"Yes," he said. "It is very seldom that he gets a chance of coming up; and his last three landings have been made in the desert, where he has had no water at all, and has been forced to hurry back meekly to the sea. So he is now more thirsty than he ever was before. The West Wind says he did not stop drinking until this morning—and now there is no water anywhere, as you know."

"Then how shall we ever get any more? Are we to die of thirst?"

"Well, that I do not know. I have told you all that I know," said Tarook. "Tat-e-lak is somewhere on shore, and so far as I can tell, all the water is inside him. But I do not know where he is, nor if you can do anything. Now I must go back to my young ones, for they will certainly be hungry, and my mate will be cross." He bowed to the Kangaroo, and flew up into the air. Then he went skimming over the forest to the sea.

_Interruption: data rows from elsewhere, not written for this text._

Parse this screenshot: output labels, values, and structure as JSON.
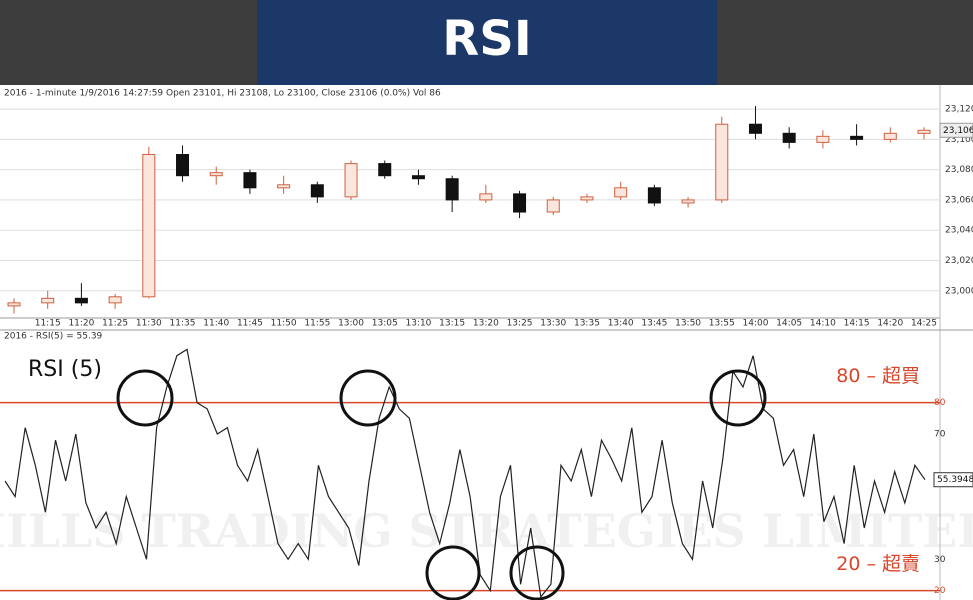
{
  "page_title": "RSI",
  "watermark": "HILLS TRADING STRATEGIES LIMITED",
  "chart_data": [
    {
      "type": "candlestick",
      "subtitle": "2016 - 1-minute 1/9/2016 14:27:59 Open 23101, Hi 23108, Lo 23100, Close 23106 (0.0%) Vol 86",
      "categories": [
        null,
        "11:15",
        "11:20",
        "11:25",
        "11:30",
        "11:35",
        "11:40",
        "11:45",
        "11:50",
        "11:55",
        "13:00",
        "13:05",
        "13:10",
        "13:15",
        "13:20",
        "13:25",
        "13:30",
        "13:35",
        "13:40",
        "13:45",
        "13:50",
        "13:55",
        "14:00",
        "14:05",
        "14:10",
        "14:15",
        "14:20",
        "14:25"
      ],
      "open": [
        22990,
        22992,
        22995,
        22992,
        22996,
        23090,
        23076,
        23078,
        23068,
        23070,
        23062,
        23084,
        23076,
        23074,
        23060,
        23064,
        23052,
        23060,
        23062,
        23068,
        23058,
        23060,
        23110,
        23104,
        23098,
        23102,
        23100,
        23104
      ],
      "high": [
        22995,
        23000,
        23005,
        22998,
        23095,
        23096,
        23082,
        23080,
        23076,
        23072,
        23086,
        23086,
        23080,
        23076,
        23070,
        23066,
        23062,
        23064,
        23072,
        23070,
        23062,
        23115,
        23122,
        23108,
        23106,
        23110,
        23108,
        23108
      ],
      "low": [
        22985,
        22988,
        22990,
        22988,
        22995,
        23072,
        23070,
        23064,
        23064,
        23058,
        23060,
        23074,
        23070,
        23052,
        23058,
        23048,
        23050,
        23058,
        23060,
        23056,
        23055,
        23058,
        23100,
        23094,
        23094,
        23096,
        23098,
        23100
      ],
      "close": [
        22992,
        22995,
        22992,
        22996,
        23090,
        23076,
        23078,
        23068,
        23070,
        23062,
        23084,
        23076,
        23074,
        23060,
        23064,
        23052,
        23060,
        23062,
        23068,
        23058,
        23060,
        23110,
        23104,
        23098,
        23102,
        23100,
        23104,
        23106
      ],
      "up_color": "#fbe6de",
      "down_color": "#111111",
      "outline_color": "#d0603f",
      "ylim": [
        22982,
        23126
      ],
      "yticks": [
        {
          "value": 23000,
          "label": "23,000"
        },
        {
          "value": 23020,
          "label": "23,020"
        },
        {
          "value": 23040,
          "label": "23,040"
        },
        {
          "value": 23060,
          "label": "23,060"
        },
        {
          "value": 23080,
          "label": "23,080"
        },
        {
          "value": 23100,
          "label": "23,100"
        },
        {
          "value": 23120,
          "label": "23,120"
        }
      ],
      "current_price": {
        "value": 23106,
        "label": "23,106"
      },
      "grid": true
    },
    {
      "type": "line",
      "title": "RSI (5)",
      "subtitle": "2016 - RSI(5) = 55.39",
      "values": [
        55,
        50,
        72,
        60,
        45,
        68,
        55,
        70,
        48,
        40,
        45,
        35,
        50,
        40,
        30,
        72,
        85,
        95,
        97,
        80,
        78,
        70,
        72,
        60,
        55,
        65,
        50,
        35,
        30,
        35,
        30,
        60,
        50,
        45,
        40,
        28,
        55,
        75,
        85,
        78,
        75,
        60,
        45,
        35,
        48,
        65,
        50,
        25,
        20,
        50,
        60,
        22,
        40,
        18,
        22,
        60,
        55,
        65,
        50,
        68,
        62,
        55,
        72,
        45,
        50,
        68,
        48,
        35,
        30,
        55,
        40,
        62,
        90,
        85,
        95,
        78,
        75,
        60,
        65,
        50,
        70,
        42,
        50,
        35,
        60,
        40,
        55,
        45,
        58,
        48,
        60,
        55.3948
      ],
      "color": "#222222",
      "ylim": [
        17,
        100
      ],
      "yticks": [
        20,
        30,
        70,
        80
      ],
      "annotations": [
        {
          "text": "80 – 超買",
          "value": 80
        },
        {
          "text": "20 – 超賣",
          "value": 20
        }
      ],
      "annotation_color": "#d9472b"
    }
  ]
}
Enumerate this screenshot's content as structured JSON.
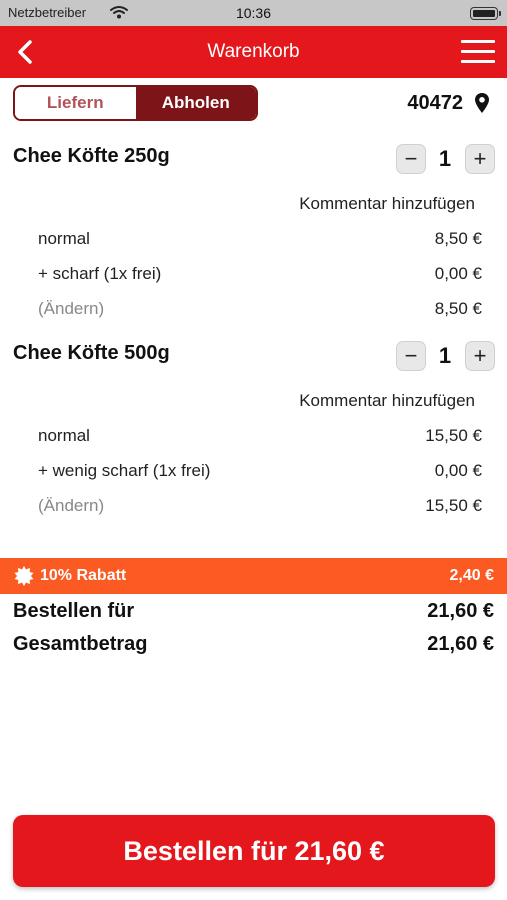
{
  "status_bar": {
    "carrier": "Netzbetreiber",
    "time": "10:36"
  },
  "header": {
    "title": "Warenkorb"
  },
  "delivery_toggle": {
    "options": [
      "Liefern",
      "Abholen"
    ],
    "selected": "Abholen"
  },
  "location": {
    "zip": "40472"
  },
  "cart": {
    "items": [
      {
        "name": "Chee Köfte 250g",
        "quantity": "1",
        "comment_label": "Kommentar hinzufügen",
        "lines": [
          {
            "label": "normal",
            "price": "8,50 €"
          },
          {
            "label": "+ scharf (1x frei)",
            "price": "0,00 €"
          },
          {
            "label": "(Ändern)",
            "price": "8,50 €"
          }
        ]
      },
      {
        "name": "Chee Köfte 500g",
        "quantity": "1",
        "comment_label": "Kommentar hinzufügen",
        "lines": [
          {
            "label": "normal",
            "price": "15,50 €"
          },
          {
            "label": "+ wenig scharf (1x frei)",
            "price": "0,00 €"
          },
          {
            "label": "(Ändern)",
            "price": "15,50 €"
          }
        ]
      }
    ]
  },
  "discount": {
    "label": "10% Rabatt",
    "value": "2,40 €"
  },
  "totals": {
    "order_for_label": "Bestellen für",
    "order_for_value": "21,60 €",
    "total_label": "Gesamtbetrag",
    "total_value": "21,60 €"
  },
  "order_button": {
    "label": "Bestellen für 21,60 €"
  },
  "colors": {
    "header": "#e3171c",
    "segment_active": "#7c1418",
    "discount_bar": "#fb5a23",
    "order_button": "#e3171c"
  },
  "icons": [
    "wifi-icon",
    "battery-icon",
    "back-icon",
    "menu-icon",
    "location-pin-icon",
    "discount-badge-icon",
    "minus-icon",
    "plus-icon"
  ]
}
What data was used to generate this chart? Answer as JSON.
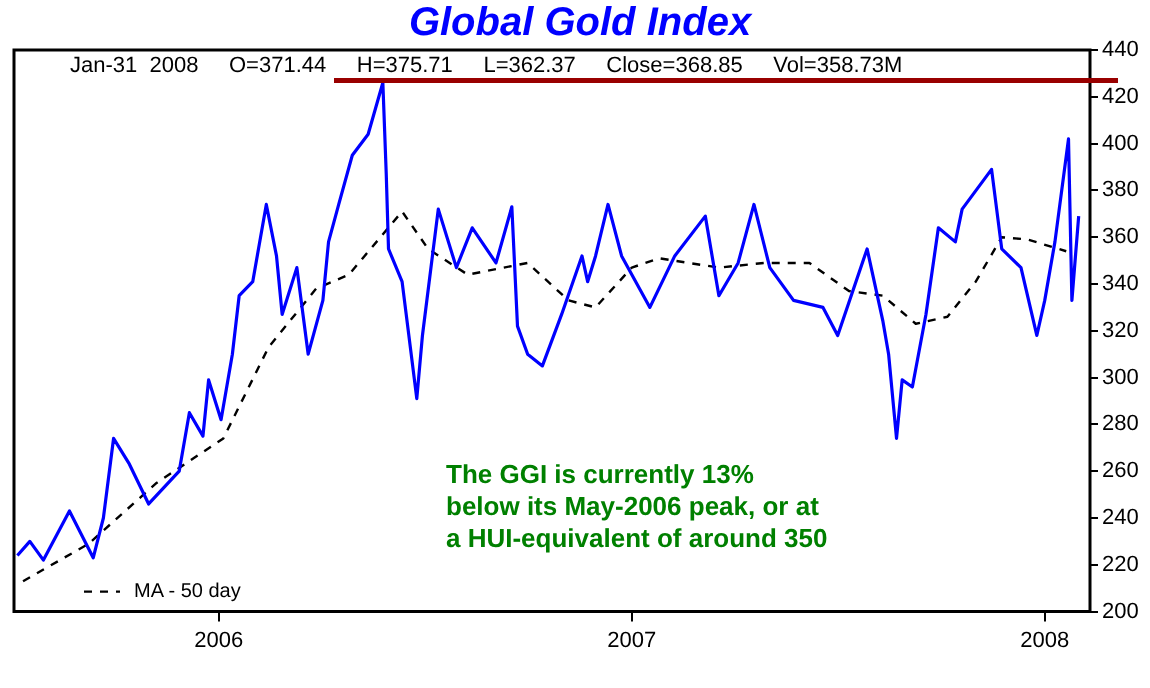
{
  "chart_data": {
    "type": "line",
    "title": "Global Gold Index",
    "annotations": [
      "Jan-31  2008     O=371.44     H=375.71     L=362.37     Close=368.85     Vol=358.73M",
      "The GGI is currently 13%\nbelow its May-2006 peak, or at\na HUI-equivalent of around 350"
    ],
    "series": [
      {
        "color": "#0000ff",
        "line_style": "solid",
        "x": [
          "2005-07-07",
          "2005-07-18",
          "2005-07-30",
          "2005-08-22",
          "2005-09-12",
          "2005-09-21",
          "2005-09-30",
          "2005-10-14",
          "2005-10-31",
          "2005-11-27",
          "2005-12-06",
          "2005-12-18",
          "2005-12-23",
          "2006-01-03",
          "2006-01-13",
          "2006-01-19",
          "2006-01-31",
          "2006-02-12",
          "2006-02-21",
          "2006-02-26",
          "2006-03-11",
          "2006-03-21",
          "2006-04-03",
          "2006-04-08",
          "2006-04-17",
          "2006-04-29",
          "2006-05-13",
          "2006-05-26",
          "2006-05-29",
          "2006-05-31",
          "2006-06-12",
          "2006-06-25",
          "2006-06-30",
          "2006-07-14",
          "2006-07-30",
          "2006-08-13",
          "2006-09-03",
          "2006-09-17",
          "2006-09-22",
          "2006-10-01",
          "2006-10-14",
          "2006-10-31",
          "2006-11-18",
          "2006-11-23",
          "2006-11-30",
          "2006-12-11",
          "2006-12-23",
          "2007-01-17",
          "2007-02-08",
          "2007-03-07",
          "2007-03-19",
          "2007-04-05",
          "2007-04-19",
          "2007-05-03",
          "2007-05-24",
          "2007-06-19",
          "2007-07-02",
          "2007-07-28",
          "2007-08-11",
          "2007-08-16",
          "2007-08-23",
          "2007-08-28",
          "2007-09-06",
          "2007-09-18",
          "2007-09-29",
          "2007-10-14",
          "2007-10-20",
          "2007-11-15",
          "2007-11-24",
          "2007-12-11",
          "2007-12-25",
          "2008-01-01",
          "2008-01-10",
          "2008-01-22",
          "2008-01-25",
          "2008-01-31"
        ],
        "values": [
          224,
          230,
          222,
          243,
          223,
          240,
          274,
          263,
          246,
          260,
          285,
          275,
          299,
          282,
          310,
          335,
          341,
          374,
          352,
          327,
          347,
          310,
          333,
          358,
          374,
          395,
          404,
          426,
          387,
          355,
          341,
          291,
          318,
          372,
          347,
          364,
          349,
          373,
          322,
          310,
          305,
          327,
          352,
          341,
          352,
          374,
          352,
          330,
          352,
          369,
          335,
          349,
          374,
          347,
          333,
          330,
          318,
          355,
          324,
          310,
          274,
          299,
          296,
          327,
          364,
          358,
          372,
          389,
          355,
          347,
          318,
          333,
          358,
          402,
          333,
          369
        ]
      },
      {
        "name": "MA - 50 day",
        "color": "#000000",
        "line_style": "dashed",
        "x": [
          "2005-07-12",
          "2005-09-08",
          "2005-11-07",
          "2006-01-05",
          "2006-02-14",
          "2006-03-28",
          "2006-04-26",
          "2006-06-12",
          "2006-07-05",
          "2006-08-09",
          "2006-10-01",
          "2006-11-06",
          "2006-11-30",
          "2007-01-01",
          "2007-01-25",
          "2007-03-19",
          "2007-04-28",
          "2007-06-07",
          "2007-07-12",
          "2007-08-11",
          "2007-09-09",
          "2007-10-07",
          "2007-11-01",
          "2007-11-24",
          "2007-12-17",
          "2008-01-20"
        ],
        "values": [
          213,
          229,
          255,
          274,
          313,
          338,
          344,
          371,
          355,
          344,
          349,
          333,
          330,
          347,
          351,
          347,
          349,
          349,
          337,
          335,
          323,
          326,
          341,
          360,
          359,
          354
        ]
      }
    ],
    "ref_lines": [
      {
        "axis": "y",
        "value": 427,
        "color": "#990000"
      }
    ],
    "xlim": [
      "2005-07-04",
      "2008-02-10"
    ],
    "xticks": [
      {
        "value": "2006-01-01",
        "label": "2006"
      },
      {
        "value": "2007-01-01",
        "label": "2007"
      },
      {
        "value": "2008-01-01",
        "label": "2008"
      }
    ],
    "ylim": [
      200,
      440
    ],
    "yticks": [
      200,
      220,
      240,
      260,
      280,
      300,
      320,
      340,
      360,
      380,
      400,
      420,
      440
    ],
    "grid": false,
    "legend": "bottom left",
    "marker": "none"
  }
}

When he had gone, the animals talked again, but there was great grief among them, and they did not know what to do. At last it was agreed that Malian, the Eaglehawk, should fly to the shore and find out anything he could about Tat-e-lak. So huge a Frog, they thought, could not hide himself from the eyes of an Eaglehawk, which can see even a little shrew-mouse in the grass as he flies. So Mirran, the Kangaroo, bade Malian be as quick as possible, and he flew off, while all the people awaited his return as patiently as they could. But they were too thirsty to be very patient.

It was evening when Malian returned. The day had seemed very long, and he was tired, for it is not easy to fly for a long while without water.

"Tat-e-lak is the most terrible Frog you could imagine," he said. "He is squatting on a rise not far from the sea, and he has drunk so much that he cannot move. His body is swelled up so that he is bigger than anything that ever existed: bigger than the little hill on which he sits. Nothing could possibly be so large as he is. He does not speak at all."

"But what is to be done?" cried the other animals.

"I asked every one I met, but they could not tell me. So at last I found old Blook, the Bullfrog, for it struck me that he would know more of the ways of other Frogs than anyone else. I found him with great difficulty, and for a long time he was too angry to speak, for he has now no water to remain in, and none to drink. But he knows all about Tat-e-lak. He says that now he has inside him all the waters that should cover the waste places of the earth, but that we shall never have water unless he can be made to laugh!"

"To laugh!" cried the animals. "Who can make a Frog laugh?"

"Blook knows he cannot, so that is why he is angry," answered Malian. "But that is the only way. If Tat-e-lak laughs, all the water will run out of his mouth, and there will once more be plenty for every one. But unless he laughs he will sit there for ever, unable to move; and soon we shall all die of thirst."